I had a great new sears story written up, involving escalators, bicycles, and the mentally handicatpped, but I hit the wrong button and wiped it out. It'll have to wait a few days until I feel like writing it up again. In the meantime, I've finished the one on the work release crew that I never got around to posting.
I've spent most of the weekend watching football, or parsing a list of files and directories obtained from a psion over a serial link. I've moved onto a new project I suppose.
Proof positive that cats prefer java over perl.
We always had issues getting employees at sears. We had a core group of full timers and part timers, and between those the store would have about 80% coverage. It was that additional 20% that was a pain in the ass to come up with. So sometime during my 2nd year, my boss was on his way out. The district manager didn't really like him, and she was clearly out to get him. He was desperate to cover himself, and somehow he came up with the idea of having work release employees fill in the hard to plug 20%.
Honestly it wasn't a bad idea. These guys had to show up to work, otherwise they'd go back to jail. And we probably got some sort of tax break for hiring them. So, in theory the motivation of not going back to jail should get these guys to show up. It was a match made in heaven really.
In reality, it didn't work out so well. We got 3 guys in this deal, and this is their story....
The first guy we got was Bob (name changed). He was actually the best of the lot, and a pretty nice guy, which is why I'm changing his name. He got stuck in computers, which was great because he knew nothing about them. Coupled with the fact that he had "anger management" issues, this was a dangerous mix. Sooner or later it had to explode.
Bob didn't get on well with the other work release guys. Maybe because he knew he was better than they were. He just had those anger issues. He hated the cokehead/coke dealer, and wasn't too fond of the child molester. The only thing he hated more than the other work release guys were customers who would ask him questions he couldn't answer.
Bob was fine if you stuck to questions about answering machines or phones. He understood the basic principals of these devices and was fine talking about them. He could even cover advanced (for the time) concepts such as digital answering machines and 900mhz phones. But he also had to sell computers, and this is where the problem came in.
I'm not sure exactly how it happened, I just remember Bob and a customer in a shouting match. Bob was red, and I'm sure he was about 30 seconds from beating the hell out of the customer. Bob ended up getting in some sort of trouble with management for this, and he left shortly after that.

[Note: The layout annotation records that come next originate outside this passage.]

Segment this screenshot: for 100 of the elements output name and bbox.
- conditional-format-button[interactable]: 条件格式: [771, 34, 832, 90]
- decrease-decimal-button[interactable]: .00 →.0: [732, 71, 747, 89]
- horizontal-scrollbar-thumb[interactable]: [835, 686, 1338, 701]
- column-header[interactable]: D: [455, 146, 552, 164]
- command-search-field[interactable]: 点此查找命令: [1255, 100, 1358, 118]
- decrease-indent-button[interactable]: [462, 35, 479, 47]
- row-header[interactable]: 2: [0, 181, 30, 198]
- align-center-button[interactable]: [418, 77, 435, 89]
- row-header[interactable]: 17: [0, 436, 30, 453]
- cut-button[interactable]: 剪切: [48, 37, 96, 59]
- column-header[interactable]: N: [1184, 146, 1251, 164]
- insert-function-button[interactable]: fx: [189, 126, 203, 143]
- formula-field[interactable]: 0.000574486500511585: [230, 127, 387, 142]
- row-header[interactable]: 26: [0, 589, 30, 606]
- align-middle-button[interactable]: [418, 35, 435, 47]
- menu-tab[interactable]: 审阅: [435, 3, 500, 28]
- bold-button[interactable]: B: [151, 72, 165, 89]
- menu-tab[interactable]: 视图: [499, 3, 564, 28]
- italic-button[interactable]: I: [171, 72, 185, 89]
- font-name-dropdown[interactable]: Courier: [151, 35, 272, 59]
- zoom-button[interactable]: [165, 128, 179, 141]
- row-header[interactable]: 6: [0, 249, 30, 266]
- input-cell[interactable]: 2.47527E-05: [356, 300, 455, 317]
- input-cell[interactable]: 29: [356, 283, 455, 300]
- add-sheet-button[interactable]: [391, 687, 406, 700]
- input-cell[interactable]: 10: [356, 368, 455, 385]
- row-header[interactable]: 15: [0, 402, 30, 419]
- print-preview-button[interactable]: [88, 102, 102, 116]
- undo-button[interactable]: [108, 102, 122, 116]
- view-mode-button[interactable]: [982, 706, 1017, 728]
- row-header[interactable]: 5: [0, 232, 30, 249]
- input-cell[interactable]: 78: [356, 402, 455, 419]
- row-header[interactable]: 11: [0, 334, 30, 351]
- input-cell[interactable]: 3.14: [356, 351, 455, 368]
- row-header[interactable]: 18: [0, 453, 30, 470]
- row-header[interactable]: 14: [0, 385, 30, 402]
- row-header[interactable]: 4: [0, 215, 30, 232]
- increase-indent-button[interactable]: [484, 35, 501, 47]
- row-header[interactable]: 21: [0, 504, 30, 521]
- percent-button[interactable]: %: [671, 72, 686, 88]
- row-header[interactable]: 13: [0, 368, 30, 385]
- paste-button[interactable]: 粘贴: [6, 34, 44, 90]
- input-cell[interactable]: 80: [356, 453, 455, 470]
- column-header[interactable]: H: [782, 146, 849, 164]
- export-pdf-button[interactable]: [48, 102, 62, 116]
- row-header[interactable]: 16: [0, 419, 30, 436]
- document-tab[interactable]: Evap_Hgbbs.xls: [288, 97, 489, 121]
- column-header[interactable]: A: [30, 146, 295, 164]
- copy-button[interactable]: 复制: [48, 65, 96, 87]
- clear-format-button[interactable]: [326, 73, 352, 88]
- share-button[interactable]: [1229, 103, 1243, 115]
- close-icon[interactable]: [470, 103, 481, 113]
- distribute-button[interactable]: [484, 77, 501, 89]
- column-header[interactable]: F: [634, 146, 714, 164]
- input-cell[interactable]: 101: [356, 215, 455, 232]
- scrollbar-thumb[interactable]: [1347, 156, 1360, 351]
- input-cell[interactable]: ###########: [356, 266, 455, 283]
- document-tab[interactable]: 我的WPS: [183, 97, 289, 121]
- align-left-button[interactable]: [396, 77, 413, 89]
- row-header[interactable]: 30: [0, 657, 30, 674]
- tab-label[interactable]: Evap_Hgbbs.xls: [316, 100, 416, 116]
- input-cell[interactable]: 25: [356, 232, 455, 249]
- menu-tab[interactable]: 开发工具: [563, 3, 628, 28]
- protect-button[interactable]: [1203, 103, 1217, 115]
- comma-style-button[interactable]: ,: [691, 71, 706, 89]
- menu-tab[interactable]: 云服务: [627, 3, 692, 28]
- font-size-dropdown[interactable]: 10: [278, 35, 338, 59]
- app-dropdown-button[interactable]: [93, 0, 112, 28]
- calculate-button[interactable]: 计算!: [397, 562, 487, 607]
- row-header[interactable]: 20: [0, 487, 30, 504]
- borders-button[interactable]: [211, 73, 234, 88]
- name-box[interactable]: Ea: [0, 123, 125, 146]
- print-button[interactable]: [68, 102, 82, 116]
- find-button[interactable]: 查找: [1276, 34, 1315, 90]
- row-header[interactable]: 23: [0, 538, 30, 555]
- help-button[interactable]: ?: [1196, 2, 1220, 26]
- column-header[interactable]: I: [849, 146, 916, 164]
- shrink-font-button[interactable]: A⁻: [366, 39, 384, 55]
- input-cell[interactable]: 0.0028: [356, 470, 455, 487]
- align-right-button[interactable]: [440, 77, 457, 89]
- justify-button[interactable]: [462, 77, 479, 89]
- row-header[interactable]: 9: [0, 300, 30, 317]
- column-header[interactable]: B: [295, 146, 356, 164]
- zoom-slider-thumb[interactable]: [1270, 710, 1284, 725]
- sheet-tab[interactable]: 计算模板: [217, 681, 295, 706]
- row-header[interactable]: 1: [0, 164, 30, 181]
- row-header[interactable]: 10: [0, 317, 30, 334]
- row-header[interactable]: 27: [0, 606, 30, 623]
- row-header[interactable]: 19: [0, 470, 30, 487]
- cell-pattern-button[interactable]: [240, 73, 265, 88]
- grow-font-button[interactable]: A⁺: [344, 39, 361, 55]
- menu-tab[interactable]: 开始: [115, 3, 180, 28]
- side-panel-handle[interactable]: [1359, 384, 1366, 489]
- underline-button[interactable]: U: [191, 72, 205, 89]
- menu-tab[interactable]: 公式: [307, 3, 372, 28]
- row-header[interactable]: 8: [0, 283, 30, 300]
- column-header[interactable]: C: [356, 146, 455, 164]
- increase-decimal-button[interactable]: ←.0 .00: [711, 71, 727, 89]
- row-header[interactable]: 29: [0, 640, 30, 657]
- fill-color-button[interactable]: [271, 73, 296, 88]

Bob was basically boring. Andy (name changed) was a little more exciting. I'm not sure what his deal was, but he was in his early 20s, thin as a knife, and was in trouble for drugs from what I gathered. He had a kid, and the kid's mother was always in the store. I think they had a relationship, but he also had a relationship with about 10 other women. It was kinda funny to see him try to juggle all of them.

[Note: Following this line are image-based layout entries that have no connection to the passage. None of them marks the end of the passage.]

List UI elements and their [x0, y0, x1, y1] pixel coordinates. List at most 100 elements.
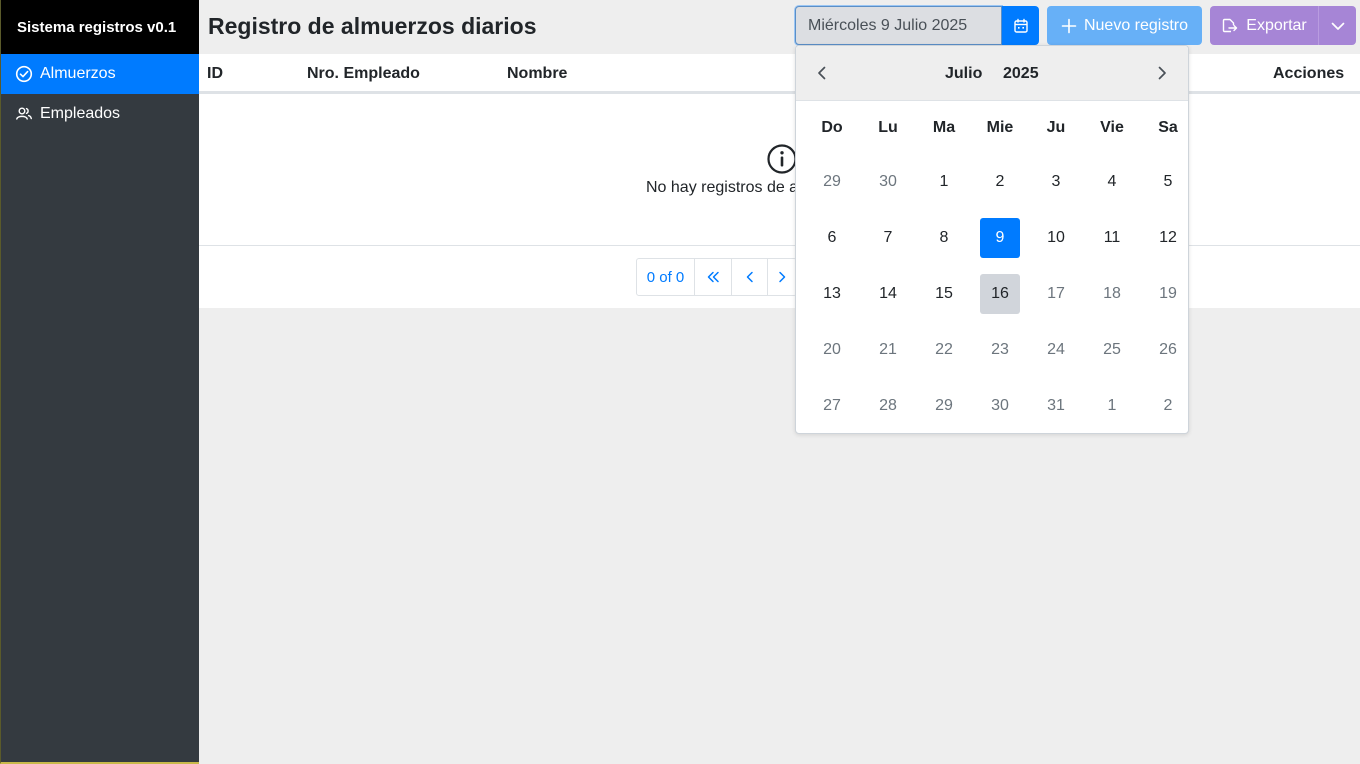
next-month-icon[interactable]: [1154, 65, 1170, 81]
prev-month-icon[interactable]: [814, 65, 830, 81]
column-header-id[interactable]: ID: [207, 65, 223, 83]
calendar-day[interactable]: 1: [1084, 378, 1140, 434]
calendar-day-number: 14: [879, 285, 897, 302]
calendar-day[interactable]: 18: [1084, 266, 1140, 322]
calendar-day[interactable]: 31: [1028, 378, 1084, 434]
calendar-day-number: 31: [1047, 397, 1065, 414]
calendar-day[interactable]: 2: [1140, 378, 1196, 434]
chevron-down-icon: [1331, 22, 1344, 30]
app-title: Sistema registros v0.1: [1, 0, 199, 54]
calendar-day[interactable]: 1: [916, 154, 972, 210]
calendar-day-number: 18: [1103, 285, 1121, 302]
calendar-day[interactable]: 6: [804, 210, 860, 266]
calendar-day[interactable]: 21: [860, 322, 916, 378]
date-input[interactable]: Miércoles 9 Julio 2025: [795, 6, 1002, 45]
calendar-day[interactable]: 22: [916, 322, 972, 378]
calendar-day[interactable]: 10: [1028, 210, 1084, 266]
calendar-day[interactable]: 29: [804, 154, 860, 210]
calendar-day-number: 19: [1159, 285, 1177, 302]
calendar-day[interactable]: 7: [860, 210, 916, 266]
calendar-day-number: 3: [1051, 173, 1061, 190]
calendar-day[interactable]: 30: [860, 154, 916, 210]
calendar-day[interactable]: 23: [972, 322, 1028, 378]
calendar-day-number: 28: [879, 397, 897, 414]
calendar-day-number: 10: [1047, 229, 1065, 246]
calendar-day-number: 27: [823, 397, 841, 414]
calendar-day[interactable]: 5: [1140, 154, 1196, 210]
users-icon: [16, 107, 32, 120]
paginator: 0 of 0: [636, 258, 797, 296]
check-circle-icon: [15, 65, 33, 83]
export-dropdown-button[interactable]: [1318, 6, 1356, 45]
calendar-year[interactable]: 2025: [1003, 65, 1039, 83]
calendar-day[interactable]: 24: [1028, 322, 1084, 378]
calendar-day-number: 15: [935, 285, 953, 302]
calendar-day-number: 20: [823, 341, 841, 358]
column-header-name[interactable]: Nombre: [507, 65, 567, 83]
column-header-employee-number[interactable]: Nro. Empleado: [307, 65, 420, 83]
calendar-button[interactable]: [1002, 6, 1039, 45]
calendar-day[interactable]: 11: [1084, 210, 1140, 266]
plus-icon: [1061, 18, 1077, 33]
sidebar-item-empleados[interactable]: Empleados: [1, 94, 199, 134]
calendar-day-number: 30: [879, 173, 897, 190]
weekday-label: Mie: [986, 119, 1014, 136]
calendar-day-number: 6: [827, 229, 837, 246]
first-page-button[interactable]: [695, 259, 732, 295]
next-page-button[interactable]: [768, 259, 796, 295]
calendar-day[interactable]: 3: [1028, 154, 1084, 210]
export-label: Exportar: [1246, 16, 1307, 34]
calendar-day[interactable]: 13: [804, 266, 860, 322]
calendar-day[interactable]: 20: [804, 322, 860, 378]
sidebar: Sistema registros v0.1 Almuerzos Emplead…: [0, 0, 199, 764]
new-record-button[interactable]: Nuevo registro: [1047, 6, 1202, 45]
calendar-day-number: 30: [991, 397, 1009, 414]
export-button[interactable]: Exportar: [1210, 6, 1318, 45]
calendar-day-number: 1: [1107, 397, 1117, 414]
calendar-day-number: 11: [1103, 229, 1121, 246]
calendar-day-number: 24: [1047, 341, 1065, 358]
calendar-day-number: 25: [1103, 341, 1121, 358]
calendar-day[interactable]: 4: [1084, 154, 1140, 210]
calendar-month[interactable]: Julio: [945, 65, 982, 83]
chevron-left-icon: [746, 271, 753, 283]
calendar-day-number: 23: [991, 341, 1009, 358]
calendar-day[interactable]: 19: [1140, 266, 1196, 322]
calendar-day-number: 29: [823, 173, 841, 190]
calendar-day[interactable]: 8: [916, 210, 972, 266]
calendar-day[interactable]: 30: [972, 378, 1028, 434]
info-icon: [767, 144, 797, 174]
calendar-day-number: 9: [980, 218, 1020, 258]
export-file-icon: [1223, 18, 1238, 33]
prev-page-button[interactable]: [732, 259, 768, 295]
days-grid: 29 30 1 2 3 4 5 6 7 8 9 10 11 12 13 14 15 16 17 18 19 20 21 22 2…: [804, 154, 1196, 434]
calendar-day[interactable]: 29: [916, 378, 972, 434]
calendar-day-number: 22: [935, 341, 953, 358]
calendar-day-number: 13: [823, 285, 841, 302]
new-record-label: Nuevo registro: [1083, 16, 1189, 34]
sidebar-item-label: Almuerzos: [40, 65, 116, 82]
calendar-day[interactable]: 25: [1084, 322, 1140, 378]
date-picker-popup: Julio 2025 Do Lu Ma Mie Ju Vie Sa 29 30 1 2 3 4 5 6 7 8…: [795, 45, 1189, 434]
sidebar-item-almuerzos[interactable]: Almuerzos: [1, 54, 199, 94]
calendar-day[interactable]: 14: [860, 266, 916, 322]
calendar-day-number: 8: [939, 229, 949, 246]
calendar-day[interactable]: 2: [972, 154, 1028, 210]
calendar-day-number: 7: [883, 229, 893, 246]
calendar-day-number: 4: [1107, 173, 1117, 190]
calendar-day[interactable]: 15: [916, 266, 972, 322]
calendar-day[interactable]: 12: [1140, 210, 1196, 266]
calendar-day-number: 17: [1047, 285, 1065, 302]
calendar-day-selected[interactable]: 9: [972, 210, 1028, 266]
calendar-day-today[interactable]: 16: [972, 266, 1028, 322]
sidebar-item-label: Empleados: [40, 105, 121, 122]
calendar-day[interactable]: 26: [1140, 322, 1196, 378]
calendar-day[interactable]: 17: [1028, 266, 1084, 322]
calendar-day[interactable]: 28: [860, 378, 916, 434]
page-count: 0 of 0: [637, 259, 695, 295]
weekday-row: Do Lu Ma Mie Ju Vie Sa: [804, 119, 1196, 137]
calendar-day[interactable]: 27: [804, 378, 860, 434]
calendar-day-number: 29: [935, 397, 953, 414]
chevron-right-icon: [779, 271, 786, 283]
weekday-label: Ma: [932, 119, 956, 136]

So Andy sold stereos. Which was okay, because almost any moron could sell stereos. The exception being this guy named Vaux. He was an experiment, a nice 74 year old guy I'm sure, but utterly incompetent as a salesman. He was one of the few salesmen who'd get corraled and hustled by groups of foreigners into selling stereos for way under cost. I'm not kidding either. Vaux actually came into the office once and said something along the lines of, "These 5 guys who don't speak english have this stereo we haven't sold in 5 years that's somehow broken and want their money back and I can't work the register to give it to them". And he'd get upset when you'd try to explain that you can't give it back because he'd already told the nice men who didn't comprehend any english that they'd be getting their money back.

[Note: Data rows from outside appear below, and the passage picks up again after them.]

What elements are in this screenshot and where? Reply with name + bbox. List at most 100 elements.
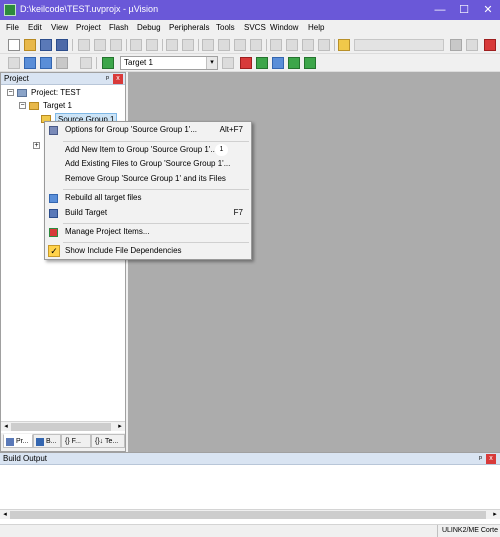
pack-installer-icon[interactable] [272, 57, 284, 69]
manage-components-icon[interactable] [240, 57, 252, 69]
menu-item-shortcut: F7 [233, 208, 243, 217]
debug-session-icon[interactable] [466, 39, 478, 51]
menu-item-manage-project-items[interactable]: Manage Project Items... [45, 225, 251, 239]
new-file-icon[interactable] [8, 39, 20, 51]
navigate-back-icon[interactable] [166, 39, 178, 51]
collapse-toggle-icon[interactable]: − [19, 102, 26, 109]
tab-functions[interactable]: {} F... [61, 434, 91, 448]
target-select[interactable]: Target 1 ▾ [120, 56, 218, 70]
books-tab-icon [36, 438, 44, 446]
open-file-icon[interactable] [24, 39, 36, 51]
batch-build-icon[interactable] [56, 57, 68, 69]
unindent-icon[interactable] [286, 39, 298, 51]
menu-project[interactable]: Project [76, 23, 101, 32]
menu-item-label: Remove Group 'Source Group 1' and its Fi… [65, 174, 226, 183]
clear-bookmarks-icon[interactable] [250, 39, 262, 51]
menu-debug[interactable]: Debug [137, 23, 161, 32]
cut-icon[interactable] [78, 39, 90, 51]
chevron-down-icon[interactable]: ▾ [206, 57, 217, 69]
menu-file[interactable]: File [6, 23, 19, 32]
menu-window[interactable]: Window [270, 23, 298, 32]
incremental-find-icon[interactable] [450, 39, 462, 51]
build-toolbar: Target 1 ▾ [0, 54, 500, 72]
window-title: D:\keilcode\TEST.uvprojx - µVision [20, 4, 159, 14]
stop-build-icon[interactable] [80, 57, 92, 69]
menu-item-add-new-item[interactable]: Add New Item to Group 'Source Group 1'..… [45, 143, 251, 157]
find-in-files-icon[interactable] [338, 39, 350, 51]
target-folder-icon [29, 102, 39, 110]
rebuild-icon[interactable] [40, 57, 52, 69]
close-pane-icon[interactable]: x [113, 74, 123, 84]
menu-item-label: Manage Project Items... [65, 227, 150, 236]
undo-icon[interactable] [130, 39, 142, 51]
save-icon[interactable] [40, 39, 52, 51]
menu-peripherals[interactable]: Peripherals [169, 23, 209, 32]
menu-view[interactable]: View [51, 23, 68, 32]
indent-icon[interactable] [270, 39, 282, 51]
tab-project[interactable]: Pr... [3, 434, 33, 448]
maximize-button[interactable]: ☐ [452, 0, 476, 20]
menu-item-add-existing-files[interactable]: Add Existing Files to Group 'Source Grou… [45, 157, 251, 171]
expand-toggle-icon[interactable]: + [33, 142, 40, 149]
menu-item-label: Add Existing Files to Group 'Source Grou… [65, 159, 231, 168]
close-window-button[interactable]: ✕ [476, 0, 500, 20]
find-combo[interactable] [354, 39, 444, 51]
save-all-icon[interactable] [56, 39, 68, 51]
menu-edit[interactable]: Edit [28, 23, 42, 32]
scroll-left-icon[interactable]: ◂ [0, 510, 10, 520]
manage-rte-icon[interactable] [304, 57, 316, 69]
project-hscrollbar[interactable]: ◂ ▸ [1, 421, 125, 431]
scroll-left-icon[interactable]: ◂ [1, 422, 11, 432]
menu-separator [63, 242, 249, 243]
menu-item-build-target[interactable]: Build Target F7 [45, 206, 251, 220]
paste-icon[interactable] [110, 39, 122, 51]
copy-icon[interactable] [94, 39, 106, 51]
build-output-hscrollbar[interactable]: ◂ ▸ [0, 509, 500, 519]
build-icon[interactable] [24, 57, 36, 69]
download-icon[interactable] [102, 57, 114, 69]
minimize-button[interactable]: — [428, 0, 452, 20]
build-icon [49, 209, 58, 218]
menu-help[interactable]: Help [308, 23, 324, 32]
toolbar-separator [72, 39, 73, 51]
tab-templates-label: {}↓ Te... [95, 438, 119, 445]
menu-item-remove-group[interactable]: Remove Group 'Source Group 1' and its Fi… [45, 172, 251, 186]
tab-templates[interactable]: {}↓ Te... [91, 434, 125, 448]
scroll-right-icon[interactable]: ▸ [115, 422, 125, 432]
tree-target-label: Target 1 [43, 101, 72, 110]
runtime-env-icon[interactable] [288, 57, 300, 69]
prev-bookmark-icon[interactable] [218, 39, 230, 51]
menu-item-show-include-deps[interactable]: ✓ Show Include File Dependencies [45, 244, 251, 258]
pin-icon[interactable]: ᵖ [479, 453, 482, 465]
menu-item-label: Rebuild all target files [65, 193, 142, 202]
status-bar: ULINK2/ME Corte [0, 524, 500, 537]
menu-svcs[interactable]: SVCS [244, 23, 266, 32]
navigate-forward-icon[interactable] [182, 39, 194, 51]
tab-books[interactable]: B... [33, 434, 61, 448]
toolbar-separator [162, 39, 163, 51]
comment-icon[interactable] [302, 39, 314, 51]
toolbar-separator [334, 39, 335, 51]
translate-icon[interactable] [8, 57, 20, 69]
redo-icon[interactable] [146, 39, 158, 51]
pin-icon[interactable]: ᵖ [106, 73, 109, 85]
scroll-thumb[interactable] [11, 423, 111, 431]
menu-item-rebuild-all[interactable]: Rebuild all target files [45, 191, 251, 205]
uncomment-icon[interactable] [318, 39, 330, 51]
menu-item-options-for-group[interactable]: Options for Group 'Source Group 1'... Al… [45, 123, 251, 137]
next-bookmark-icon[interactable] [234, 39, 246, 51]
collapse-toggle-icon[interactable]: − [7, 89, 14, 96]
title-bar: D:\keilcode\TEST.uvprojx - µVision — ☐ ✕ [0, 0, 500, 20]
start-debug-icon[interactable] [484, 39, 496, 51]
menu-tools[interactable]: Tools [216, 23, 235, 32]
tree-root-label: Project: TEST [31, 88, 81, 97]
annotation-badge: 1 [215, 144, 228, 156]
bookmark-icon[interactable] [202, 39, 214, 51]
options-for-target-icon[interactable] [222, 57, 234, 69]
close-pane-icon[interactable]: x [486, 454, 496, 464]
menu-flash[interactable]: Flash [109, 23, 129, 32]
select-packs-icon[interactable] [256, 57, 268, 69]
project-pane-header: Project ᵖ x [1, 73, 125, 85]
scroll-thumb[interactable] [10, 511, 486, 519]
scroll-right-icon[interactable]: ▸ [490, 510, 500, 520]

Vaux was so clueless I once saw him peel off the product summary and price sheets off from the tv displays so he could take them home and study them. I guess he didn't realise that everyone else needed them to function. But that was Vaux in a nutshell.
Because of little quirks like that, Vaux tended to annoy everyone. But if you stayed out of his way, and didn't have to take care of his fuckups, he was generally tolerable. But he was very protective of his sales. More than anyone else. So somehow he and Anthony got into it. And you really haven't lived until you've seen a 23 year old ex con threaten to beat up a 74 year old moron. And chase each other around the department. I'm not sure who would have won. I'd put my money on Vaux tho. He was tough like that.
The best, tho, was Owen(name changed). He was in jail for statuatory rape. I'm sure he's on the internet now finding pictures of underage girls, because man, this guy loved the young girls.
I've never seen anything quite like it. One day 2 girls were walking down the aisle. Owen saw them, and was on them like white on rice. He asked "hey girls, how old are yas"? When they replied 16, he said "well, come back and see me in 2 years".
And he dressed like a super pimp. Suspenders, hats, and a fondness for color purple that was unmatched until Barney came around.
No need to say that it didn't take long for Owen to disappear. Rumor is he knocked up the 17 year old receptionist. She was pregnant, and he did have at her one night, after he finagled her into driving him home.
But I'd rather not know the details of that one.
So if you're keeping score, it's work-release 0, and sears 0.